The automation that comes with AI bears limited resemblance to the mechanization that arrived in the nineteenth century and the computerization that began in the late twentieth, however. In the past, technology has always remained a tool in the hands of a worker. The nineteenth-century power loom drove the traditional weavers out of business, but could not operate itself. A telco's software-based network has needed a human programmer for upgrades, even if it is less reliant on field technicians. With AI, the tool itself is cognitive and self-managing. Human intervention is neither required nor desirable. (See The Automation Taboo: Let's Talk About Jobs.)

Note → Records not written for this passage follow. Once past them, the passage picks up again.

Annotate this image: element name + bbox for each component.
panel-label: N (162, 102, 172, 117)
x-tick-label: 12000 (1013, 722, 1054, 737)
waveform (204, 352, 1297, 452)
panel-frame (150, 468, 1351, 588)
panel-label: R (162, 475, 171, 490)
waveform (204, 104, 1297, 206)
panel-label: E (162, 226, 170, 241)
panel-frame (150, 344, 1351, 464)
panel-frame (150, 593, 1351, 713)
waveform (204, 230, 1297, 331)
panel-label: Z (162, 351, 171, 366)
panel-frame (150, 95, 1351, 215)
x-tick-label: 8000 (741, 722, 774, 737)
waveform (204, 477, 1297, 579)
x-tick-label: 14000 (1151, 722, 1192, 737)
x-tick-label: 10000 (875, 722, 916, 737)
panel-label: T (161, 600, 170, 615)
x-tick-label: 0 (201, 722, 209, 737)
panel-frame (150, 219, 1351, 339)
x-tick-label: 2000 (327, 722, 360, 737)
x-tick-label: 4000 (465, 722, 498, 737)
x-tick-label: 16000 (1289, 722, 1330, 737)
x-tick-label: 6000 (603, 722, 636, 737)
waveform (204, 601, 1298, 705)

In the telecom sector, operators have dressed this ugly truth in euphemism when touting their automation expertise. "Why zero touch?" said Mark Lum, the cofounder of Layer 123, an events business, in recently questioning the use of an expression that has gained popularity across the industry. "Because it is more positive than human-free network." In-vogue terms like "closed loop service assurance" and the more dramatic "self-driving network" anticipate the telco's dazzling emergence from the chrysalis of automation without dwelling on the human cost.
A few players have spoken up, though. Perhaps the most notable example is that of Norway's Telenor Group (Nasdaq: TELN), whose CEO this year said that automation and digitization would claim one in five jobs at his organization over the next three years. In the public glare, most other executives have awkwardly sidestepped the employment issue. Yet behind the anonymity of an online survey, they can make their opinions known: Recently asked by Light Reading what the main reason was for automating network operations, nearly one third of 262 survey takers picked "reducing headcount," making it the most popular of six available responses. (See Downsizing Telenor Pins Margin Hopes on Automation, 'Brutal' Automation & the Looming Workforce Cull and Automation Is About Job Cuts – LR Poll.)